Heap leach gold operations are usually associated with the western United States, particularly with Nevada and California, but on the eastern seaboard of Canada there exists a small mine which is the first in Canada to use this technique to recover gold.
Located 10 km northeast of Saint John N.B., Gordex Minerals’ Cape Spencer mine celebrated the pouring of its first gold dore bare last June after spending only $2.5 million in exploration and development costs.
Analysts Graham Birch and Mark Alcock of the the investment firm Kleinwort Grieveson Securities were recent visitors to the operation, which is also the first primary gold producer in New Brunswick. Although the Cape Spencer mine is not expected to be producing gold commercially until the end of 1987, production trials are likely to yield around 2,000 oz this year.
Ore reserves are currently 500,000 tonnes grading 0.07 oz gold per ton. However, the company has only concentrated its exploration efforts on 3% of its 1,500-acre property and there is considerable potential for further discoveries, say Messrs Birch and Alcock.
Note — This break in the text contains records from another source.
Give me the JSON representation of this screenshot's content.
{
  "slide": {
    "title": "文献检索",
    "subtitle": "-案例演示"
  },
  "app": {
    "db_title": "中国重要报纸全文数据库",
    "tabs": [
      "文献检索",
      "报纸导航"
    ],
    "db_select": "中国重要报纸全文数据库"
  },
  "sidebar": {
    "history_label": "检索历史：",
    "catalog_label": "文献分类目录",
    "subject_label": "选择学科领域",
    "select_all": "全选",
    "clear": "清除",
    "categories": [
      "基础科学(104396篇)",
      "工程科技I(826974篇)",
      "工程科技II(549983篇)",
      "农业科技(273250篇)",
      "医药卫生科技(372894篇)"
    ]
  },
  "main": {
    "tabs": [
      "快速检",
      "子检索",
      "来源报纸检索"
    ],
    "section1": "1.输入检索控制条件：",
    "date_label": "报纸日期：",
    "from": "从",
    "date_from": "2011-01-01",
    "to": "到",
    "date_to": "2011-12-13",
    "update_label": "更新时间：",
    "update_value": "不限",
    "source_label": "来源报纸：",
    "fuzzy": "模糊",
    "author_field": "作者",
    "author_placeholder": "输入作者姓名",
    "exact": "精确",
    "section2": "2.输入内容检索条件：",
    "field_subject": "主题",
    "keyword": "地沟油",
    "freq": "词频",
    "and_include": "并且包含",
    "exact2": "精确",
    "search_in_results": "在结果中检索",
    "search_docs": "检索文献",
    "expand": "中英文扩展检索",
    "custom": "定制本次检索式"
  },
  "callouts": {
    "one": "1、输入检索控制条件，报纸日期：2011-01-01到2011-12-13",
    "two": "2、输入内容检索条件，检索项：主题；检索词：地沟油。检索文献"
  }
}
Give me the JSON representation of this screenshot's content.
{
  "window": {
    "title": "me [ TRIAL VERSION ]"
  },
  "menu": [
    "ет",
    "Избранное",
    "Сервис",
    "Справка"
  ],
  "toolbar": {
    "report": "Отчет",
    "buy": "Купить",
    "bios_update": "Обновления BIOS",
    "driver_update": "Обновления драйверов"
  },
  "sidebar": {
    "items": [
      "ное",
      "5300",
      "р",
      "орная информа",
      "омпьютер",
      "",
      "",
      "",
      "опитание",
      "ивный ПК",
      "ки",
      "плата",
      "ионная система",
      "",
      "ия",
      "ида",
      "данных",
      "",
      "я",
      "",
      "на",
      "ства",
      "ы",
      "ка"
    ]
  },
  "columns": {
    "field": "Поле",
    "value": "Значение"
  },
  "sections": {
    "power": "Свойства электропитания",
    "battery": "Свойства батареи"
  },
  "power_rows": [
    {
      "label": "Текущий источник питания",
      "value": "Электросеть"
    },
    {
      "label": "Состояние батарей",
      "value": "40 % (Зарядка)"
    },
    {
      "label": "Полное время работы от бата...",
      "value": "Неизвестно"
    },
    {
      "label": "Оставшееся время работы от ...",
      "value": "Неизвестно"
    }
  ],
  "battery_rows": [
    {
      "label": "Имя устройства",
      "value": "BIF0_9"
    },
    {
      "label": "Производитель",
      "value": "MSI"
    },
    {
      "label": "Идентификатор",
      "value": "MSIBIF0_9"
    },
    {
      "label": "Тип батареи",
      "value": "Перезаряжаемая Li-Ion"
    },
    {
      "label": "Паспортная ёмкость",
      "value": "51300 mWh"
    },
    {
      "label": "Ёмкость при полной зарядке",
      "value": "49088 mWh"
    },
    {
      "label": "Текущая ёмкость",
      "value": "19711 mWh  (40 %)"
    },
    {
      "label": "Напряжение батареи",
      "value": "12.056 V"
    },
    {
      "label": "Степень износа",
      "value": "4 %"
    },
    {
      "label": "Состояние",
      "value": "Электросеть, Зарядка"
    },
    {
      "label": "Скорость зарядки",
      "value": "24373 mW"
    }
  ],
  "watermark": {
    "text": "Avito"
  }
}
The company has recently raised $1 million of flow-through financing and with these funds a drilling program has started which it is hoped will prove up an additional one million tonnes beneath and around the existing ore reserves.
Provided further ore reserves continue to be found, and recent diamond drilling results have been very encouraging in this direction, Gordex Minerals has the potential to graduate from a small gold developer to a medium-sized producer, say the two analysts. They, therefore, recommend Gordex to the investor who is looking for a small gold producer with growth potential.